Q1.3 (a) How does the total poleward transport of heat in the ocean compare with that in the atmosphere, according to Fig.1.5? (b) Over which parts of the globe does the ocean contribute significantly more to poleward heat transport, and over which parts does the atmosphere contribute significantly more? (a) the area under the solid blue curve in Fig. 1.5 is very slightly greater than that under the dashed blue curve, indicating that the ocean transports polewards fractionally more heat than does the atmosphere. (b) The ocean contributes more to poleward heat transport in the tropics (between about 20 o S and 30 o N) and the atmosphere contributes more in mid-latitudes ( 30 o 55 o S and 40 o 60 o N).
Wind systems redistribute heat partly by the advection of warm air masses into cooler region, and partly by the transfer of latent heat which is taken up when water is converted into heat vapor, and released when the water vapor condenses in a cooler environment. The tropical storms known as cyclones or hurricanes are dramatic manifestations of the transfer of energy from ocean to atmosphere in the form of latent heat. The generation of cyclones, and their role in carrying heat away from the tropical oceans, will be described in Chapter 2.
1.2 Summary 1.Circulation in both the oceans and the atmosphere is driven by energy from the Sun and modified by the Earth’s rotation. 2.The radiation balance of the Earth-ocean-atmosphere system is positive at low latitudes and negative at high latitudes. Heat is redistributed from low to high latitudes by means of wind systems in the atmosphere and currents systems in the ocean. There are two principal components of the ocean circulation: wind-driven surface currents and the density-driven (thermo-haline) deep circulation. 3.Air and water masses moving over the surface of the Earth are only weakly bound to it by friction and so are subject to the Coriolis force. The Coriolis force acts at right angles to the direction of motion, so as to deflect winds and currents to the right in the Northern Hemisphere.
Q1.4(a) A missile is fired southwards from the Equator. Explain what will happen to the direction of its path in relation to the Earth. (b) In which direction will a current be deflected by the Coriolis force if it is initially flowing (i) eastwards at 45 o N, (ii) westwards on the Equator? (a) The missile has the eastward velocity of the Earth’s surface at the Equator. As the missile travels southwards, the eastward velocity of the Earth beneath it becomes less and less, so that in relation to the Earth the missile is moving not only southwards but eastwards.
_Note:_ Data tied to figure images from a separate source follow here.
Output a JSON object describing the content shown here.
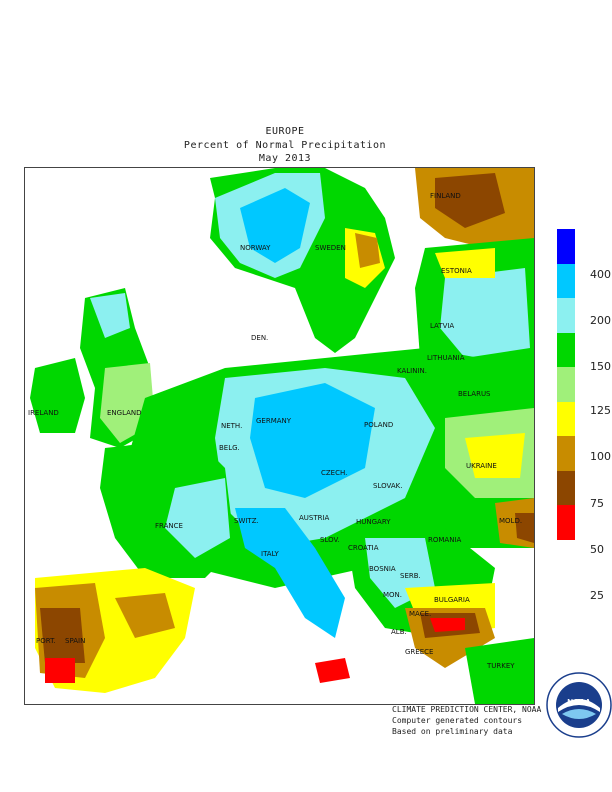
{
  "title": {
    "line1": "EUROPE",
    "line2": "Percent of Normal Precipitation",
    "line3": "May 2013"
  },
  "map": {
    "country_labels": [
      "NORWAY",
      "SWEDEN",
      "FINLAND",
      "ESTONIA",
      "LATVIA",
      "LITHUANIA",
      "KALININ.",
      "BELARUS",
      "IRELAND",
      "ENGLAND",
      "DEN.",
      "NETH.",
      "BELG.",
      "GERMANY",
      "POLAND",
      "CZECH.",
      "SLOVAK.",
      "UKRAINE",
      "FRANCE",
      "SWITZ.",
      "AUSTRIA",
      "HUNGARY",
      "MOLD.",
      "ROMANIA",
      "SLOV.",
      "CROATIA",
      "ITALY",
      "BOSNIA",
      "SERB.",
      "MON.",
      "BULGARIA",
      "MACE.",
      "ALB.",
      "PORT.",
      "SPAIN",
      "GREECE",
      "TURKEY"
    ]
  },
  "legend": {
    "levels": [
      "400",
      "200",
      "150",
      "125",
      "100",
      "75",
      "50",
      "25"
    ],
    "colors": [
      "#0000ff",
      "#00c8ff",
      "#8cf0f0",
      "#00d700",
      "#a0f07a",
      "#ffff00",
      "#c88c00",
      "#8c4600",
      "#ff0000"
    ]
  },
  "credits": {
    "line1": "CLIMATE PREDICTION CENTER, NOAA",
    "line2": "Computer generated contours",
    "line3": "Based on preliminary data"
  },
  "logo": {
    "text": "NOAA"
  }
}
Thus, a missile fired southwards from the Equator is deflect towards the east. (b)(i) In the Northern Hemisphere, the Coriolis force deflects currents to the right, and so would tend to deflect southwards any current flowing initially eastwards. (ii) On the Equator, the Coliolis force is zero and there is no deflection.
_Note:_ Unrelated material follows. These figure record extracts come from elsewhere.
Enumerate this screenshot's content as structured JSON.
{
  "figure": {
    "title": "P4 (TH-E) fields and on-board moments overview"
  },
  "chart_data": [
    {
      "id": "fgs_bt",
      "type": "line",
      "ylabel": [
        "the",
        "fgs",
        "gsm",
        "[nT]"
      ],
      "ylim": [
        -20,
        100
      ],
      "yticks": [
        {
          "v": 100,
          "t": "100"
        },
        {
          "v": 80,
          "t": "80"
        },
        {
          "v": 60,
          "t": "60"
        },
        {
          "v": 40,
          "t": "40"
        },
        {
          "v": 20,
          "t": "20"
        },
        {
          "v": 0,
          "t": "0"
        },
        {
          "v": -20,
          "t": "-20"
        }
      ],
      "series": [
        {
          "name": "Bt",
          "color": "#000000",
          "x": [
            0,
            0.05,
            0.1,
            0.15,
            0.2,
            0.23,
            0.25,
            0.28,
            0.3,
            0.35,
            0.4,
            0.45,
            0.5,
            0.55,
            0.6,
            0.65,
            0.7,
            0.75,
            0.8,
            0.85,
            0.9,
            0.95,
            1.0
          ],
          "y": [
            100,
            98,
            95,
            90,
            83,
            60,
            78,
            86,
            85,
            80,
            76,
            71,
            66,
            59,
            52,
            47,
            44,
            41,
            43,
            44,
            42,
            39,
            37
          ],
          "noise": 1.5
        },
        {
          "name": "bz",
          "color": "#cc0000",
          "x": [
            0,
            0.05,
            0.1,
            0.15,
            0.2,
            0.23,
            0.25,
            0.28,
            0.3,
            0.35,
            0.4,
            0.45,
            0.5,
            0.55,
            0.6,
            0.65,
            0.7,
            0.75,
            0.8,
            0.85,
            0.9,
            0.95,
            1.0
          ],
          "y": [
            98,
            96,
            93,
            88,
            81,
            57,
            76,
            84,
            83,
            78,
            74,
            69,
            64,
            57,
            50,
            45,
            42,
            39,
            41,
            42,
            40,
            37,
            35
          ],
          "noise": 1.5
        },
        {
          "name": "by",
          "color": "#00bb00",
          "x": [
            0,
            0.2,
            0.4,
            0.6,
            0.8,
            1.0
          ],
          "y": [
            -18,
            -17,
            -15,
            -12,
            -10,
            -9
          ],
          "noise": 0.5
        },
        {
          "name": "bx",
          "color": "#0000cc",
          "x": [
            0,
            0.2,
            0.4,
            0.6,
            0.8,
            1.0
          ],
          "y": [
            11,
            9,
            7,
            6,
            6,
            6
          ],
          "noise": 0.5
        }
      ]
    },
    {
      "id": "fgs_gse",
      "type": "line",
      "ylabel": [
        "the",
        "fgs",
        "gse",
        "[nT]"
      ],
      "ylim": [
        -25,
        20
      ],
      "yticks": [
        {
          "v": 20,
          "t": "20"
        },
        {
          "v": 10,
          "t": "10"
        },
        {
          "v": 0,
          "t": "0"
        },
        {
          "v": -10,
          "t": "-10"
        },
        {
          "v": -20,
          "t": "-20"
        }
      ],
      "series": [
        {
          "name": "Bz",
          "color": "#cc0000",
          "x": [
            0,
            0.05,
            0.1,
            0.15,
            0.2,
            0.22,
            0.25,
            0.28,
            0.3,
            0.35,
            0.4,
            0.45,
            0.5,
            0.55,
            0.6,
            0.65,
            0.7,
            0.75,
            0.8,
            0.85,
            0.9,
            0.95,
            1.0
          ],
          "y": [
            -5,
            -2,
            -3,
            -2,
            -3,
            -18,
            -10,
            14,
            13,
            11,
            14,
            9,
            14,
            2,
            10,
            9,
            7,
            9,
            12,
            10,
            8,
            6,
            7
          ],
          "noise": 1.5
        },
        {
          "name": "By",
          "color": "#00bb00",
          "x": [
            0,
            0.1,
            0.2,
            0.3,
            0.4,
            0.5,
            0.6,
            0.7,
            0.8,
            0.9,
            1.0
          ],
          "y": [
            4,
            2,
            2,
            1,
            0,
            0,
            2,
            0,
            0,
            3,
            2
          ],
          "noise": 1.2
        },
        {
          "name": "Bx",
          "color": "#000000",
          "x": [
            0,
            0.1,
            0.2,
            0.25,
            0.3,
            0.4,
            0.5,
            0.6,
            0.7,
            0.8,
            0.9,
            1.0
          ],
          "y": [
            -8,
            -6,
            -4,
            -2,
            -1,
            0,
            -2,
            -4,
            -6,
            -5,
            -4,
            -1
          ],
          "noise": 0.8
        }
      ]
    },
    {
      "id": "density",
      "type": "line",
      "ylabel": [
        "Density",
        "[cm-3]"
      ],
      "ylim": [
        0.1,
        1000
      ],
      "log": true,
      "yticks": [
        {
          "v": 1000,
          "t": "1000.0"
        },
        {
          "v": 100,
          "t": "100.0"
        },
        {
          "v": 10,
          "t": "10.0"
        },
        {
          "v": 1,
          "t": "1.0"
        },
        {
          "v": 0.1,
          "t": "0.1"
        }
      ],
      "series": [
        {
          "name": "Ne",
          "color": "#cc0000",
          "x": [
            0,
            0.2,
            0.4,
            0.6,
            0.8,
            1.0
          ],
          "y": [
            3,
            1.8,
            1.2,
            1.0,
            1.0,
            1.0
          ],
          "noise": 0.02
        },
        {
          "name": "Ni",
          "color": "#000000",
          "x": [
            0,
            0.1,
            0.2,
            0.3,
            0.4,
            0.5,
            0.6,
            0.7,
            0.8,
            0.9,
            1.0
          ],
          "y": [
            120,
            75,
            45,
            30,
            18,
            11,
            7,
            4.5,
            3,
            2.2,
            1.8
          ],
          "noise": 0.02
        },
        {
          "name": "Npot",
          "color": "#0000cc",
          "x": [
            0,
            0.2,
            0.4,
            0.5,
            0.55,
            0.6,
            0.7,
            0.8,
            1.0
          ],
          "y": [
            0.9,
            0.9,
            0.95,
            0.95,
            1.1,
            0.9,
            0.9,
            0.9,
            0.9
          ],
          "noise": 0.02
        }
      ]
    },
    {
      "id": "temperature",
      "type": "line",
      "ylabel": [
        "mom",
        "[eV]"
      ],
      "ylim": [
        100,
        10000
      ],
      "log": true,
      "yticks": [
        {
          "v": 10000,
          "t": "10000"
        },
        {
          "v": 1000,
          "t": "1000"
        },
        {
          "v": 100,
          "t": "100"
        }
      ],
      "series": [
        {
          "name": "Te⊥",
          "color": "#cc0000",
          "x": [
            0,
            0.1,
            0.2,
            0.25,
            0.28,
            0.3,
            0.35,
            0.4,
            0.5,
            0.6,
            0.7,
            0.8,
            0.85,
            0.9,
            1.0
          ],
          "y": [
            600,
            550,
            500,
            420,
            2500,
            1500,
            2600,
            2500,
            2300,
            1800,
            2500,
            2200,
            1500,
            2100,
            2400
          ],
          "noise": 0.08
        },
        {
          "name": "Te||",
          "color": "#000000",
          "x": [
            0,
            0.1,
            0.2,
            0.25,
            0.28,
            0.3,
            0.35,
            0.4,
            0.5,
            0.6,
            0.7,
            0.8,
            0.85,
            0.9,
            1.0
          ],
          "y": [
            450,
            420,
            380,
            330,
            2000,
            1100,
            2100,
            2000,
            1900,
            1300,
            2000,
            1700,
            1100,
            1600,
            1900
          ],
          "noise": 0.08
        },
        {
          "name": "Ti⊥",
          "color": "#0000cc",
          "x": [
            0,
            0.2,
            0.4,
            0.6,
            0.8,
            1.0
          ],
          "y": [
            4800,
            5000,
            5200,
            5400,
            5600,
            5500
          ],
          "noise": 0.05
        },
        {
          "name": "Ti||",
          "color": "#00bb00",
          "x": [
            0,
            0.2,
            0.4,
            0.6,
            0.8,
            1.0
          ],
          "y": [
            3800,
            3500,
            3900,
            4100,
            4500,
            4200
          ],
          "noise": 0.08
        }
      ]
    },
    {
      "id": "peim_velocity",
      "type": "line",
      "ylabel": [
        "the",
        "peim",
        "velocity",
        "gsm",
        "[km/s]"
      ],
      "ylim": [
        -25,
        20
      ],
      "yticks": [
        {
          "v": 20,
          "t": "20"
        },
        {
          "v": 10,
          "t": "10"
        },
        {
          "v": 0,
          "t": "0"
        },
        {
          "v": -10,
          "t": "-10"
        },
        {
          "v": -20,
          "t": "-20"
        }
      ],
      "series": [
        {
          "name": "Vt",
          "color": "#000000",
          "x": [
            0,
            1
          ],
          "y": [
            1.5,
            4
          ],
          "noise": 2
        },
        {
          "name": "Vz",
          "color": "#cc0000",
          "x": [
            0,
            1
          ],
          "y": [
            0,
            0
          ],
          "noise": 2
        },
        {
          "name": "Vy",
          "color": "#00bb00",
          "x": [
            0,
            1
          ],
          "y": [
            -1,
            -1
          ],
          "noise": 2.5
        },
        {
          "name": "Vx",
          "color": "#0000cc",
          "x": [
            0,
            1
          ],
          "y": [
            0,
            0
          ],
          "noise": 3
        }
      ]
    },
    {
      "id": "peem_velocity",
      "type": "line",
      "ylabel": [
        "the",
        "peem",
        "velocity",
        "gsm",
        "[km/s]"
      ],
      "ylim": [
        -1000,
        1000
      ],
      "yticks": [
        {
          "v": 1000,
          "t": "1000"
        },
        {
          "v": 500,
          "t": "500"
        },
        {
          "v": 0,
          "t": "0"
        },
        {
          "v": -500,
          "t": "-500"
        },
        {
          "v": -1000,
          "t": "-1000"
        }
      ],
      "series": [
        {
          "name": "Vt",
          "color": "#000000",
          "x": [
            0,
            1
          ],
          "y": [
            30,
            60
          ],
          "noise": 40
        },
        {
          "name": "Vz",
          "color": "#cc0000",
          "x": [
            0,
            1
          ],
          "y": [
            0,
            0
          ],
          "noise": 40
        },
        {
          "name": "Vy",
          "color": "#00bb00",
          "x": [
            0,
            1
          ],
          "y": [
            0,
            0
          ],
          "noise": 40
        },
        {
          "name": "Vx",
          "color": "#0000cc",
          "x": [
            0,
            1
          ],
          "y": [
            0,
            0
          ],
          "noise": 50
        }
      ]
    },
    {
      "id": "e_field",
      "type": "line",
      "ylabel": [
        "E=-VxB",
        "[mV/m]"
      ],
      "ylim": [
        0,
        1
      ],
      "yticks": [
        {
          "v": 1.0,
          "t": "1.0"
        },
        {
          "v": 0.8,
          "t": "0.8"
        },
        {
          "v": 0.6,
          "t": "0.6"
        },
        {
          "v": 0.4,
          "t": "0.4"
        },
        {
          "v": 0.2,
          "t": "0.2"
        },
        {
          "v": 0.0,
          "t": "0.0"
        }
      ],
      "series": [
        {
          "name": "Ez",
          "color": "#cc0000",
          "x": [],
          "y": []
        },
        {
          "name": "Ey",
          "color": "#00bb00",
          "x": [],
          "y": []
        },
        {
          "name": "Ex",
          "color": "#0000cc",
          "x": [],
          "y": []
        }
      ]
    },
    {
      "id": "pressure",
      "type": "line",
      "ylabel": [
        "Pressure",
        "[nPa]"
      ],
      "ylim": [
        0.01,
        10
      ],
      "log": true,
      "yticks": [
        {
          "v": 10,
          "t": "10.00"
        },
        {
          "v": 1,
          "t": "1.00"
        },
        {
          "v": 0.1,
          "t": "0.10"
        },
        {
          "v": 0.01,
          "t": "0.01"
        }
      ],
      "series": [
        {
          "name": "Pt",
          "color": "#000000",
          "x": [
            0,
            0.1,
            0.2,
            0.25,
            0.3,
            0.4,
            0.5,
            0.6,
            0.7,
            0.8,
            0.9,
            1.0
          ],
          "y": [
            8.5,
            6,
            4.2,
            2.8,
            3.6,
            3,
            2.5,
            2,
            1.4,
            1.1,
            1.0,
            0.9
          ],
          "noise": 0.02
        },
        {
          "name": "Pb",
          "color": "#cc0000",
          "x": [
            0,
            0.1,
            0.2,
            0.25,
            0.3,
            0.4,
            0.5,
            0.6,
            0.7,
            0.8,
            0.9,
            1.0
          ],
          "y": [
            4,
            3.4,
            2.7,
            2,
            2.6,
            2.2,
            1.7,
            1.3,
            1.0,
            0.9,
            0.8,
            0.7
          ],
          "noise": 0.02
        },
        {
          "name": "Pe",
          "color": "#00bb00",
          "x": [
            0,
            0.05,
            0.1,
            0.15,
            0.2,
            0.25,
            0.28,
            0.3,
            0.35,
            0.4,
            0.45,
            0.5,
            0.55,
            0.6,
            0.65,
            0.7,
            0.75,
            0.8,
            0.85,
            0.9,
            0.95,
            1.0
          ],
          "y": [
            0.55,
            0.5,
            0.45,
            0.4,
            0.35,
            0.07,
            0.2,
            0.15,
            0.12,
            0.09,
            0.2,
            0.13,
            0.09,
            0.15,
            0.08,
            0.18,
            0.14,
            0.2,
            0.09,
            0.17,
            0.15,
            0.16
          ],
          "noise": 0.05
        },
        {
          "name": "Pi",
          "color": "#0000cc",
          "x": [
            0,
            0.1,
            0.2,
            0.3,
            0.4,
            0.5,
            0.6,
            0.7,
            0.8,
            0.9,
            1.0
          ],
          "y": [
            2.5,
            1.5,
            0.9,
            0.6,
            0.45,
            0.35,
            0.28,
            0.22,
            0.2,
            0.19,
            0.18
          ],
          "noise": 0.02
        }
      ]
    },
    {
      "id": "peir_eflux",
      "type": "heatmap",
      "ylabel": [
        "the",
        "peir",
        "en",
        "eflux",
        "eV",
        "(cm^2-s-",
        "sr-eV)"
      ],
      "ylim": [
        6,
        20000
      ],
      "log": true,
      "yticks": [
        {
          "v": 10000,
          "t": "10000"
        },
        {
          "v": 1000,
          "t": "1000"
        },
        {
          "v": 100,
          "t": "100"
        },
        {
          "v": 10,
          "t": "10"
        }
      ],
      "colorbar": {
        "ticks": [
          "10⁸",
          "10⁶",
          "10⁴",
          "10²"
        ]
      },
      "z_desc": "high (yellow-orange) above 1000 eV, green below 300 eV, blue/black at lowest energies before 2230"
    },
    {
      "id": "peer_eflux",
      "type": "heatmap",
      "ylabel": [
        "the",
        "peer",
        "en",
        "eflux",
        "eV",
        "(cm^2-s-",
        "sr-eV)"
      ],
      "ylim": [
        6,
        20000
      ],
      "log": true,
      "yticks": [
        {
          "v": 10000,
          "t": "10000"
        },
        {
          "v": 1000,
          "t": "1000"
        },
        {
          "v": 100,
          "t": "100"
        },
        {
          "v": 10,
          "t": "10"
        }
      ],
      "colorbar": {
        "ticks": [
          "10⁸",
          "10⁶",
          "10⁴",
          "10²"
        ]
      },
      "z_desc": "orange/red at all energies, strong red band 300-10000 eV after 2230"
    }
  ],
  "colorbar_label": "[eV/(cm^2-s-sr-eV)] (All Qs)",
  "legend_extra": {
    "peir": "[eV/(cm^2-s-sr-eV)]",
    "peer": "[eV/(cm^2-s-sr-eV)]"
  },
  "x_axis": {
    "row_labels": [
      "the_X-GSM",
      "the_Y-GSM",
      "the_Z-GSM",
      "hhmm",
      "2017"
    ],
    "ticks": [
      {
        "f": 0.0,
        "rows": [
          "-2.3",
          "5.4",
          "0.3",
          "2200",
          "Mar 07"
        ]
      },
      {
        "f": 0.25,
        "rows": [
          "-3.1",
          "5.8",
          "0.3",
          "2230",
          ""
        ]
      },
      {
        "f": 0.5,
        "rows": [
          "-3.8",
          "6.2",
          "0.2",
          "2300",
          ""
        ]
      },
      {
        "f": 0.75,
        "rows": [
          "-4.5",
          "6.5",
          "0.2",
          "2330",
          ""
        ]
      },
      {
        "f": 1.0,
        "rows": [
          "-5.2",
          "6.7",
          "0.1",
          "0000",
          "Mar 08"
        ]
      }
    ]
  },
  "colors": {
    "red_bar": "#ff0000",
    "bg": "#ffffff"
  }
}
Q1.5 In Fig.1.4(a), the horizontal axis is scaled according the surface area of the Earth in different latitude bands. Why do you think the horizontal axis of Fig.1.4(b), showing the annual mean temperature of surface ocean waters, is more compressed at northern than southern high latitudes? Like that in Fig.1.4(a), the horizontal axis of (b) is scaled according to surface area, but in this case it is not the area of the Earth’s surface that is relevant but the area of ocean surface. The proportion of the Earth’s surface that is ocean is much smaller in the Northern Hemisphere than in the Southern Hemisphere, which between 30 o and 65 o of latitude is largely ocean. The horizontal axis is therefore even more compressed at northern high latitudes than southern high latitudes.